Memory protection: pages can be marked read‑only or non‑executable to protect code and data.
2. Enabling and Disabling Paging
Paging is controlled by the PG bit (bit 31) of the CR0 register. When CR0.PG = 0, paging is disabled and linear addresses equal physical addresses. When CR0.PG = 1, paging is active and linear addresses must be translated through paging structures.

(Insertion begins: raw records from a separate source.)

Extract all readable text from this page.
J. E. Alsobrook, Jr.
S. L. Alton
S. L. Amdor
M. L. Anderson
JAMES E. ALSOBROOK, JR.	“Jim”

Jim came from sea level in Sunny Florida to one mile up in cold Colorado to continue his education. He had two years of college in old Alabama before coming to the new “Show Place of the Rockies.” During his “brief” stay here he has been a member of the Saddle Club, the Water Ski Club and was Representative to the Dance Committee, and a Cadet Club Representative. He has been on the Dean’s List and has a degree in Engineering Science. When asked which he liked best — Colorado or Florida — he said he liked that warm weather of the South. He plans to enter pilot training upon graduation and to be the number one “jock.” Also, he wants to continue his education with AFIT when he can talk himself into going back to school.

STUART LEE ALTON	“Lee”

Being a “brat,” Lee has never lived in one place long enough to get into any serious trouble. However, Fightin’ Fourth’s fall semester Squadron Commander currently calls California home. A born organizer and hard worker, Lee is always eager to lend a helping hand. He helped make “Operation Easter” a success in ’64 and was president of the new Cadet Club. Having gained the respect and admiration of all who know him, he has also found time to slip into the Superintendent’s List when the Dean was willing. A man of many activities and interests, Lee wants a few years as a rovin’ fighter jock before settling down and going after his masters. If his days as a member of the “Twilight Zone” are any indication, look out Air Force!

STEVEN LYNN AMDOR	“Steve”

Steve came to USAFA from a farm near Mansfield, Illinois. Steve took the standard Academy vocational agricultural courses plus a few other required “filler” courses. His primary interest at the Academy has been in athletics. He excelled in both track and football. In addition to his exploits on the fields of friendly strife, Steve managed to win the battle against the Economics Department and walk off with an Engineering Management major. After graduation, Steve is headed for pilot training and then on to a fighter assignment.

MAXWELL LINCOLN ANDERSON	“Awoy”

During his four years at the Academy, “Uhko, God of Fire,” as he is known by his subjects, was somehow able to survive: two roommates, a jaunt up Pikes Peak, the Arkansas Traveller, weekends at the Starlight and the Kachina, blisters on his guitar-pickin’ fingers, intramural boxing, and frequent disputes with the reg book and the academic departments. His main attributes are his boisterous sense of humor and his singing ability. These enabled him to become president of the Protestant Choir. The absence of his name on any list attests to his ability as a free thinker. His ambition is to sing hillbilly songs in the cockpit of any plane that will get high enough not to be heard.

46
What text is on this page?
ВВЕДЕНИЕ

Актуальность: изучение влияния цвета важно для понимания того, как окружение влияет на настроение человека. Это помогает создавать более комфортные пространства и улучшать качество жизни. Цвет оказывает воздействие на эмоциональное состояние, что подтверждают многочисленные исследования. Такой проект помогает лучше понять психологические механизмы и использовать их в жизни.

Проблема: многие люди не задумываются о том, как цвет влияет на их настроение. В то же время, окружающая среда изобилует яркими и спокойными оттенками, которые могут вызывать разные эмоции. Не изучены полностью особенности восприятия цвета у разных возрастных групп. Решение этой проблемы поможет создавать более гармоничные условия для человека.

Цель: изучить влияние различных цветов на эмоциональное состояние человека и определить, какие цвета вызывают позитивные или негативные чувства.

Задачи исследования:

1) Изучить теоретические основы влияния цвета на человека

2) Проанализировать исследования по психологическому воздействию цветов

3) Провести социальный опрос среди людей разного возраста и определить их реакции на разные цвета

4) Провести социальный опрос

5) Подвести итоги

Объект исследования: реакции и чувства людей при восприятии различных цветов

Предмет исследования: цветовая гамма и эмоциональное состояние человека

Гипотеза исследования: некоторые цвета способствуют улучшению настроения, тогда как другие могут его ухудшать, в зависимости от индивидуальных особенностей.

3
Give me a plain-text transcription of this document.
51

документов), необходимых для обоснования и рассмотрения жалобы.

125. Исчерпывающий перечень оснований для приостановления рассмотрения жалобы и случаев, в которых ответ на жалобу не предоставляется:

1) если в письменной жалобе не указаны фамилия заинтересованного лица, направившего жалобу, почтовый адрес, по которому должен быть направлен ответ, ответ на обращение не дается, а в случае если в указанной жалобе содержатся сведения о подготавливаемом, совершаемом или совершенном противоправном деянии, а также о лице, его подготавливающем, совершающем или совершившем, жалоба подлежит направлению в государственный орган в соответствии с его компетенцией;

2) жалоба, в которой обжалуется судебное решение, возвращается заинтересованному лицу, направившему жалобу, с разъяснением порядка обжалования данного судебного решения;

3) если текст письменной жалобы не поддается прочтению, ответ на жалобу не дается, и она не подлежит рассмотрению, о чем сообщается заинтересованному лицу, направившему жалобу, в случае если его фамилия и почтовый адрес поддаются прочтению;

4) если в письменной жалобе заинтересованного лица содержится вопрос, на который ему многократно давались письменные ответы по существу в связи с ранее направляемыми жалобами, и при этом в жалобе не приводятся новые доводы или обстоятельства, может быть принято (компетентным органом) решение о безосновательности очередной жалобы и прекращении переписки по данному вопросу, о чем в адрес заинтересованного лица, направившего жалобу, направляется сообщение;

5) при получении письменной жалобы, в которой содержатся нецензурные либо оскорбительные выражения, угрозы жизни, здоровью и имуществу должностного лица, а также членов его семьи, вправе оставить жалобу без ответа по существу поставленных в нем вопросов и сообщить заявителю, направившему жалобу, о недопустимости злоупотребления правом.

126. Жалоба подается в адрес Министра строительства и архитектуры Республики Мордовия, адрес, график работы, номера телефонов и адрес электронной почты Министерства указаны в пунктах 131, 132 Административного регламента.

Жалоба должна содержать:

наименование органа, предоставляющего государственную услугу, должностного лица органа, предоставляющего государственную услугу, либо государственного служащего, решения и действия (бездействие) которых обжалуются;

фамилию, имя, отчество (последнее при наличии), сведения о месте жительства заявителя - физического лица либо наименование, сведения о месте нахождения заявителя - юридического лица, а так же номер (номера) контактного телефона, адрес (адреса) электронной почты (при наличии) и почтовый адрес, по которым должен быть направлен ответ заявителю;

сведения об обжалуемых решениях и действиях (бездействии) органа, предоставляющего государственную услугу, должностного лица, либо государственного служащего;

Prepare page directory and page tables.
Write the high 20 bits of the page‑directory physical address into CR3 (bits 31‑12).
Set CR0.PG to 1.
Boot Code Example (loader.s)
; os/src/boot/loader.s
; 下面就是保护模式下的程序了
[bits 32]
p_mode_start:
mov ax, SELECTOR_DATA
mov ds, ax
mov es, ax
mov ss, ax
mov esp,LOADER_STACK_TOP
mov ax, SELECTOR_VIDEO
mov gs, ax
mov byte [gs:320], 'M'
mov byte [gs:322], 'A'
mov byte [gs:324], 'I'
mov byte [gs:326], 'N'
call setup_page ; 创建页目录及页表并初始化页内存位图
sgdt [gdt_ptr] ; 保存原 GDT
mov ebx, [gdt_ptr + 2]
or dword [ebx + 0x18 + 4], 0xc0000000 ; 视频段基址 + 0xc0000000
add dword [gdt_ptr + 2], 0xc0000000 ; GDT 基址映射到高地址
add esp, 0xc0000000 ; 栈指针映射到高地址
mov eax, PAGE_DIR_TABLE_POS
mov cr3, eax ; 把页目录地址写入 CR3
mov eax, cr0
or eax, 0x80000000 ; 打开 PG 位
mov cr0, eax
lgdt [gdt_ptr] ; 重新加载 GDT
mov byte [gs:320], 'V'
mov byte [gs:322], 'i'
mov byte [gs:324], 'r'
mov byte [gs:326], 't'
mov byte [gs:328], 'u'
mov byte [gs:330], 'a'
mov byte [gs:332], 'l'
jmp $
setup_page:
mov ecx, 4096
mov esi, 0
.clear_page_dir:
mov byte [PAGE_DIR_TABLE_POS + esi], 0
inc esi
loop .clear_page_dir
; 创建页目录(第 0 项和 0xc00 项指向同一个页表)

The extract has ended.